Significance of the Steam-operated Condensate Recovery System
  • Intrinsically safe for use in hazardous areas.
  • No electricity required - negligible operating costs.
  • Single spring design and no rotating parts ensures balance movement of float due to uniform expansion/contraction.
  • Only movable part - minimum chances of failure.
  • All stainless-steel internals give excellent corrosion resistance for long trouble-free service.
  • Negligible cost of operation.
  • No maintenance costs.

Figure 3:


Figure 4:

2) Recovery of the Condensate Prone to be Impure

The major concern of most of the industries lies in utilizing the condensate from the process equipment, which, due to its process chemicals or even the process operations, is very much susceptible to get contaminated. Chemical reactors, jacketed vessels, vapour collected from multiple effect evaporator (usually 2nd effect onwards), chemical processes heating to highly acidic products or intermediaries (eg, HF heating, Oxalate warm bath, etc).

Factors Resisting the Contaminated Condensate to Drain to ETP
  • Due to huge number of reactors, high quantum of condensate and its associated heat energy may get wasted.
  • Draining the condensate to ETP increases load on the ETP thereby increases effluent treatment cost.
  • Mixing of high temperature condensate in the ETP increases the efforts to cool down to desired temperature prior to treating it.
  • Stringent government norms limit the quantum of liquid discharge from the plant. This also increases the number of processes required to treat the effluent.
Typically, the prone to impure condensate is drained locally. The schematic of the same is shown in Figure 3.

Recommendation for the Potential Impure Condensate
Looking towards the commercial value of the condensate getting drained due to fear of probable contamination, it is recommended to install a highly reliable, efficient yet costeffective system that will help to collect and transfer the good quality of condensate and divert or drain the contaminated condensate which may go to drain or for the further treatment of purification.
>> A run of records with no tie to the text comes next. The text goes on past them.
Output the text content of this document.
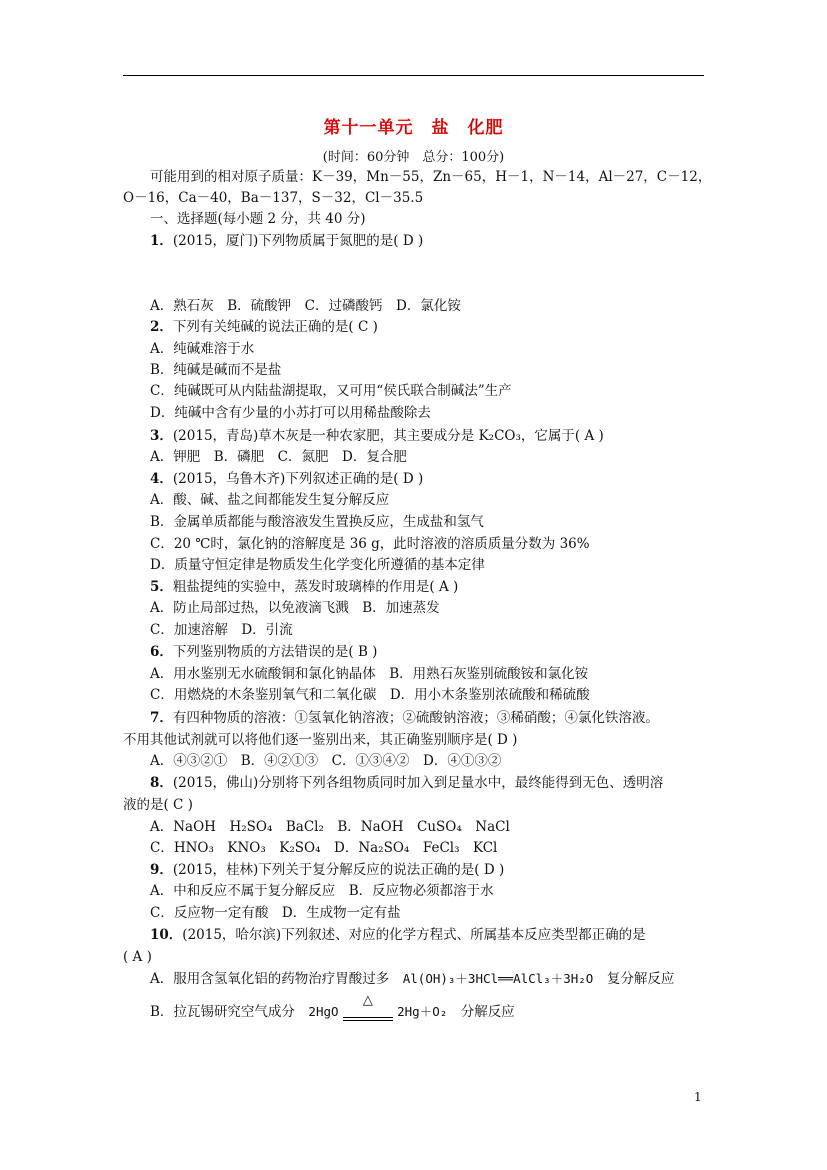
第十一单元　盐　化肥
(时间：60分钟　总分：100分)
可能用到的相对原子质量：K－39，Mn－55，Zn－65，H－1，N－14，Al－27，C－12，
O－16，Ca－40，Ba－137，S－32，Cl－35.5
一、选择题(每小题 2 分，共 40 分)
1．(2015，厦门)下列物质属于氮肥的是( D )
A．熟石灰　B．硫酸钾　C．过磷酸钙　D．氯化铵
2．下列有关纯碱的说法正确的是( C )
A．纯碱难溶于水
B．纯碱是碱而不是盐
C．纯碱既可从内陆盐湖提取，又可用“侯氏联合制碱法”生产
D．纯碱中含有少量的小苏打可以用稀盐酸除去
3．(2015，青岛)草木灰是一种农家肥，其主要成分是 K₂CO₃，它属于( A )
A．钾肥　B．磷肥　C．氮肥　D．复合肥
4．(2015，乌鲁木齐)下列叙述正确的是( D )
A．酸、碱、盐之间都能发生复分解反应
B．金属单质都能与酸溶液发生置换反应，生成盐和氢气
C．20 ℃时，氯化钠的溶解度是 36 g，此时溶液的溶质质量分数为 36%
D．质量守恒定律是物质发生化学变化所遵循的基本定律
5．粗盐提纯的实验中，蒸发时玻璃棒的作用是( A )
A．防止局部过热，以免液滴飞溅　B．加速蒸发
C．加速溶解　D．引流
6．下列鉴别物质的方法错误的是( B )
A．用水鉴别无水硫酸铜和氯化钠晶体　B．用熟石灰鉴别硫酸铵和氯化铵
C．用燃烧的木条鉴别氧气和二氧化碳　D．用小木条鉴别浓硫酸和稀硫酸
7．有四种物质的溶液：①氢氧化钠溶液；②硫酸钠溶液；③稀硝酸；④氯化铁溶液。
不用其他试剂就可以将他们逐一鉴别出来，其正确鉴别顺序是( D )
A．④③②①　B．④②①③　C．①③④②　D．④①③②
8．(2015，佛山)分别将下列各组物质同时加入到足量水中，最终能得到无色、透明溶
液的是( C )
A．NaOH　H₂SO₄　BaCl₂　B．NaOH　CuSO₄　NaCl
C．HNO₃　KNO₃　K₂SO₄　D．Na₂SO₄　FeCl₃　KCl
9．(2015，桂林)下列关于复分解反应的说法正确的是( D )
A．中和反应不属于复分解反应　B．反应物必须都溶于水
C．反应物一定有酸　D．生成物一定有盐
10．(2015，哈尔滨)下列叙述、对应的化学方程式、所属基本反应类型都正确的是
( A )
A．服用含氢氧化铝的药物治疗胃酸过多　Al(OH)₃＋3HCl══AlCl₃＋3H₂O　复分解反应
B．拉瓦锡研究空气成分　2HgO
△
2Hg＋O₂　分解反应
1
Condensate Contamination Detection System (CCDS
It is a system, ie, based on the simple principle of change in the conductivity of the condensate when it is pure or contaminated. Normally, the contamination is either product contamination (like process fluid - HF, Lye, Oxalate, Chelates, etc) or the corrosion of the pipes like oxides of Iron (Fe2O3, FeO) or minerals, etc. Normally, condensate, being one of the purest forms of water, has negligible or very less conductivity. However, after contamination, the conductivity increases in multiples. When the conductivity increases beyond minimum acceptable limit (normally termed as a set point of the PID controller), the controller signals to divert or drain the impure condensate thereby eliminating the chances to get it into the boiler system.

Significant of the Condensate Contamination Detection System
  • Can differentiate and handle contamination even upto few micro Siemens (μS).
  • Recovered condensate followed by properly installed condensate and flash steam recovery system virtually recovers complete mass and heat content in the condensate.
  • Fully automatic system, no manual intervention needed.
  • If required, system cleaning or maintenance can be done online.
Proposed System with Condensate Contamination Detection System

Practically, by installing the condensate contamination detection system, is shown in Figure 4, condensate recovery may be increased from 15 to 40 per cent even. The typical payback ranges from couple of months to less than a year depending upon the condensate load, chances of contamination and the severity of the contamination.